Johanning: Hin und her macht Taschen leer.
Schlösser: Generell raten wir zu einer breiten Streuung in Renten, Aktien und deutsche Immobilien. Im heimischen Immobilienmarkt ist die Blasengefahr noch nicht so groß wie in Frankreich oder Großbritannien.
Rüttgers: Ganz anders bei land- und forstwirtschaftlichen Flächen, die unsere Spezialität sind. Hier gibt es in Deutschland eine Blase. Die USA, aber auch Länder wie Rumänien sind deutlich attraktiver. Dort stimmen die Bodenqualität und der Preis. Übrigens halten wir keine liquiden Mittel mehr in Euro, weil uns das zu riskant ist. Und wenn wir Staatsanleihen kaufen, dann nur aus Norwegen, Singapur, Deutschland oder den USA.

Niemand von Ihnen hat Gold genannt.
Kirchhoff: Gold ist ein reines Wohlfühlinvestment. Die meisten Menschen übersehen, dass man in Krisenzeiten nichts damit kaufen kann. Sie können ja nicht mit einem Barren und einem Gurkenhobel in ein Geschäft gehen und dann die benötigte Menge runterschaben.
Johanning: Es hat auch von der Schmuckbranche einmal abgesehen keinen wirtschaftlichen Nutzen.
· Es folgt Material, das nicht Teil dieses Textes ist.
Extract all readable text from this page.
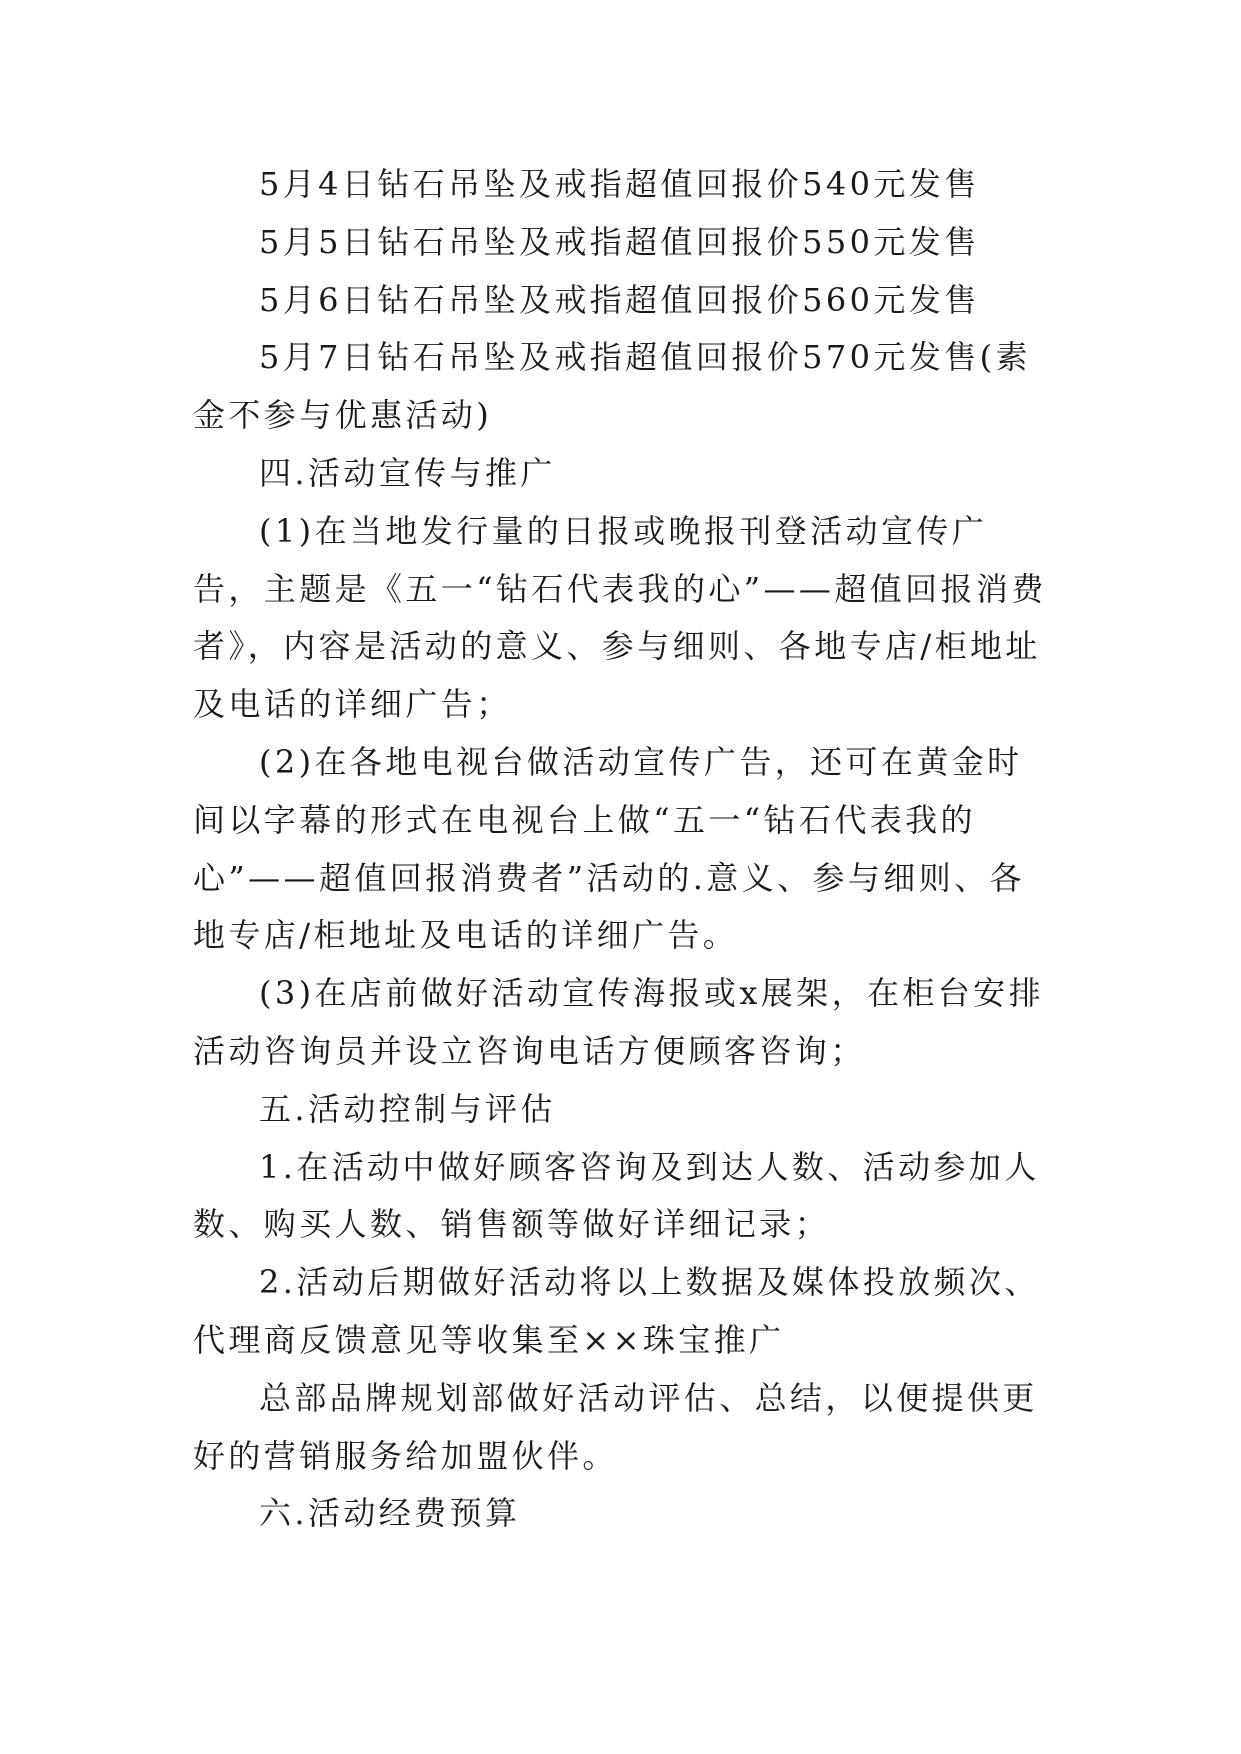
5月4日钻石吊坠及戒指超值回报价540元发售

5月5日钻石吊坠及戒指超值回报价550元发售

5月6日钻石吊坠及戒指超值回报价560元发售

5月7日钻石吊坠及戒指超值回报价570元发售(素金不参与优惠活动)

四.活动宣传与推广

(1)在当地发行量的日报或晚报刊登活动宣传广告，主题是《五一“钻石代表我的心”——超值回报消费者》，内容是活动的意义、参与细则、各地专店/柜地址及电话的详细广告；

(2)在各地电视台做活动宣传广告，还可在黄金时间以字幕的形式在电视台上做“五一“钻石代表我的心”——超值回报消费者”活动的.意义、参与细则、各地专店/柜地址及电话的详细广告。

(3)在店前做好活动宣传海报或x展架，在柜台安排活动咨询员并设立咨询电话方便顾客咨询；

五.活动控制与评估

1.在活动中做好顾客咨询及到达人数、活动参加人数、购买人数、销售额等做好详细记录；

2.活动后期做好活动将以上数据及媒体投放频次、代理商反馈意见等收集至××珠宝推广

总部品牌规划部做好活动评估、总结，以便提供更好的营销服务给加盟伙伴。

六.活动经费预算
Um was machen Sie einen Bogen?
Kirchhoff: Solange die Eurokrise virulent ist, ganz klar Aktien von Banken und Versicherungen ...
Schlösser: ... und natürlich Staatsanleihen aus Südeuropa. Bei Festgeld sollte man außerdem im Auge behalten, wo es liegt.
Rüttgers: Richtig. Wenn das Eurosystem kollabiert, könnten Privatanleger nicht mehr so ungeschoren davonkommen wie in der Finanzkrise.
Johanning: Island lässt grüßen. Festgeld mit drei Prozent Zinsen gibt es nur mit Risiko. Wer sicher sein will, muss eben negative Realzinsen akzeptieren.

Die Kapitalmarktexperten:

Prof. Lutz Johanning ist Lehrstuhlinhaber für Empirische Kapitalmarktforschung an der WHU Otto Beisheim School of Management. Zu seinen Forschungsschwerpunkten gehört das Thema Risikomanagement.

Götz J. Kirchhoff ist Geschäftsführer von Avana Invest. Der Vermögensverwalter bietet Portfoliokonzepte mit börsengehandelten Indexfonds (ETFs) und börsengehandelten Rohstoffen an (ETCs) .

Dr. Dirk Rüttgers ist Geschäftsführer der Silvius Dornier Verwaltungsgesellschaft und Vorstand von Do Investment. Diese ist spezialisiert auf Forst- und Agrarflächen.

Günter T. Schlösser ist geschäftsführender Gesellschafter des Kölner Vermögensverwalters Portfolio Concept sowie Vorstandsvorsitzender des Verbands unabhängiger Vermögensverwalter Deutschland (VuV).